Where does our society’s disconnect with women lie?
I have a friend — she is white. A pretty girl, young, and by lieu of being my friend on Facebook, it brings her into the friend suggestions of a large assortment of brown skinned men from all over South Asia.
Every couple of weeks, she sends me a screenshot of some bozo propositioning her for sex, asking her to marry him, or professing their undying love for her feminine visage, and this leads to much laughter between us.
It also leads me to ponder why this is the case.
Let me hit you with an interesting fact — the number of men who have propositioned Google Assistant from India is 450,000. The number of men (most definitely men) who have propositioned Amazon’s Alexa is 250,000.
In our neck of the woods, the female robot Sophia was propositioned as well. Ask any girl (or young guy with a fake female profile on Facebook) and they will gleefully recount their sordid tales of horror and incredulity about the number of weird requests that they receive on an almost daily basis.
The question that I am trying to unravel then is why — what is it about our collective social order that permits us to believe that randomly propositioning women, sometimes to the point that the women are in fear for their lives, that resorting to physical violence and intense psychological manipulation is okay?
We live in a country where rape is a daily occurrence, where female abuse happens all around us, in our homes, on our streets, and behind walls which we think can cover up the muffled cries of pain and suffering.
The fundamental reason that this happens is that, in our societies, men, young boys, future leaders are treated in two diametrically opposite and equally damaging ways throughout their development.
A boy grows up with the intense belief that girls are something which are quite different from them, not to be trusted, not to be associated with — we see this most profoundly in the behaviour of students in all-boys schools — they grow up not knowing how to associate with girls and this leads to problems later on in life.
Early in life, a young boy grows up with the unspoken belief that to be feminine is evil — we are taught by our elders and our peers to find the feminine within us and to crush it. Boys are taught that to be sensitive is a sign of weakness, that to be creative, to stand in a certain way, to be disinterested in sports is a sign of weakness and it must be crushed.
Things change as the child enters puberty and starts to notice girls sexually — due to the serious lack of sexual education, not to mention the fact that sex is the most taboo subject in our country, you end up with children who get their sexual education from shady merchants who sell porn DVDs at New Market.
There is very little negative punishment on a societal level, regarding abusing women
The adolescent learns what sex is through the lens of pornography and women are nothing if not objects there.
Let me posit you a simple statement: The reason South Asian men feel they are entitled to women is because we grow up believing that, once we reach a certain age, do well in our studies, get a Bachelor’s and then a Master’s and maybe an MBA on top of that, our mom and dad will find some pretty girl and marry us off to them.
Women are nothing more than a prize that is won at the end of a long life on the straight and narrow and everything will be sexual bliss after that.
It also brings us to realize that, as a society, we have a serious case of the Madonna-whore complex. Simply put, the MW complex means that, a vast collection of men will believe that women fall into two archetypes: The saintly pure mother archetype or the wanton archetype.
That is why you will see, when a lover gets his advances rejected, he will start verbally abusing the object of his affections enough to make her cry. It is because the pure archetype that he envisioned has transformed in his eyes, from mother to whore.
This is also why, whenever we hear awful news of sexual violence, we look to the woman’s behaviour as an indicator of whether she was living righteously — was she adhering to the first archetype, saintly, pure, following God’s will, or was she doing abhorrent things — wearing jeans, makeup, going out past 9pm?
The final point that I would like to make is that, in our society, there is very little negative punishment on a societal level, regarding abusing women.
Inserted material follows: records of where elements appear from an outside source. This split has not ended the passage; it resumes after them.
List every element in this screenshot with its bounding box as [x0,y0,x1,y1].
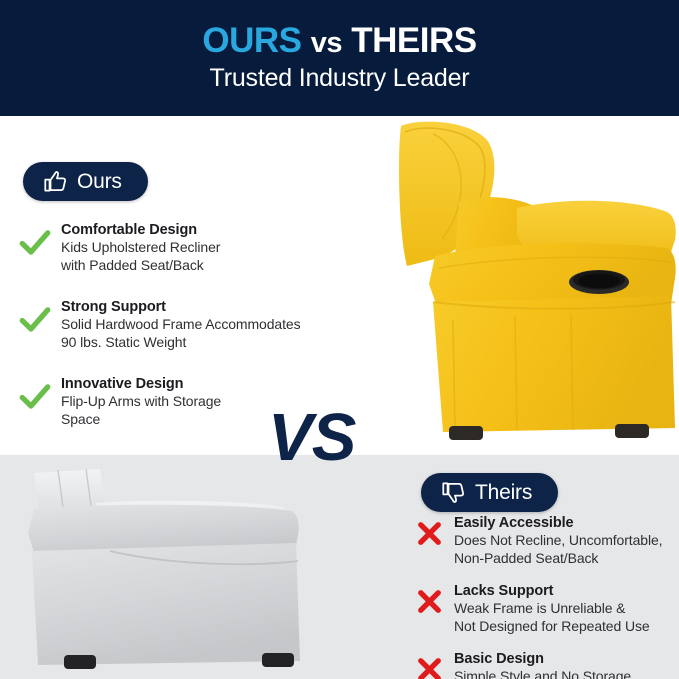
theirs-badge-label: Theirs [475,481,532,505]
cross-icon [414,518,445,549]
list-item: Lacks Support Weak Frame is Unreliable &… [414,581,679,636]
check-icon [18,226,52,260]
comparison-infographic: OURS vs THEIRS Trusted Industry Leader [0,0,679,679]
page-subtitle: Trusted Industry Leader [210,65,470,93]
cross-icon [414,586,445,617]
feature-title: Innovative Design [61,375,221,393]
feature-desc: Solid Hardwood Frame Accommodates 90 lbs… [61,316,300,352]
thumbs-up-icon [43,169,68,194]
ours-badge: Ours [23,162,148,201]
title-vs-word: vs [311,27,342,59]
ours-product-image [399,116,679,455]
feature-title: Comfortable Design [61,221,220,239]
theirs-badge: Theirs [421,473,558,512]
feature-text: Comfortable Design Kids Upholstered Recl… [61,220,220,275]
feature-title: Strong Support [61,298,300,316]
check-icon [18,303,52,337]
feature-desc: Simple Style and No Storage Space [454,668,631,679]
feature-text: Easily Accessible Does Not Recline, Unco… [454,513,662,568]
ours-badge-label: Ours [77,170,122,194]
page-title: OURS vs THEIRS [202,23,476,60]
feature-title: Easily Accessible [454,514,662,532]
title-ours-word: OURS [202,21,301,60]
list-item: Easily Accessible Does Not Recline, Unco… [414,513,679,568]
list-item: Basic Design Simple Style and No Storage… [414,649,679,679]
feature-title: Basic Design [454,650,631,668]
header-banner: OURS vs THEIRS Trusted Industry Leader [0,0,679,116]
feature-desc: Kids Upholstered Recliner with Padded Se… [61,239,220,275]
feature-desc: Does Not Recline, Uncomfortable, Non-Pad… [454,532,662,568]
check-icon [18,380,52,414]
cross-icon [414,654,445,679]
title-theirs-word: THEIRS [351,21,476,60]
thumbs-down-icon [441,480,466,505]
theirs-feature-list: Easily Accessible Does Not Recline, Unco… [414,513,679,679]
feature-text: Lacks Support Weak Frame is Unreliable &… [454,581,650,636]
list-item: Comfortable Design Kids Upholstered Recl… [18,220,358,275]
list-item: Innovative Design Flip-Up Arms with Stor… [18,374,358,429]
feature-text: Strong Support Solid Hardwood Frame Acco… [61,297,300,352]
feature-title: Lacks Support [454,582,650,600]
theirs-product-image [0,455,320,679]
list-item: Strong Support Solid Hardwood Frame Acco… [18,297,358,352]
feature-text: Basic Design Simple Style and No Storage… [454,649,631,679]
feature-text: Innovative Design Flip-Up Arms with Stor… [61,374,221,429]
feature-desc: Flip-Up Arms with Storage Space [61,393,221,429]
ours-feature-list: Comfortable Design Kids Upholstered Recl… [18,220,358,429]
feature-desc: Weak Frame is Unreliable & Not Designed … [454,600,650,636]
Let’s say your best friend comes up to you tomorrow and tells you he beat his wife because she was getting uppity. Let’s say you saw a man on the street catcalling passersby — what would you do? 99% of you would do nothing, and hence this behaviour perpetuates further and further.
If we are to take Bangladesh forward in any meaningful way, to try and transform it into a country worth being proud about, we must take our blinders off and stare into the mirror at the monster that we all are and try to make amends.
Zubier Abdullah is an engineer and a short story writer.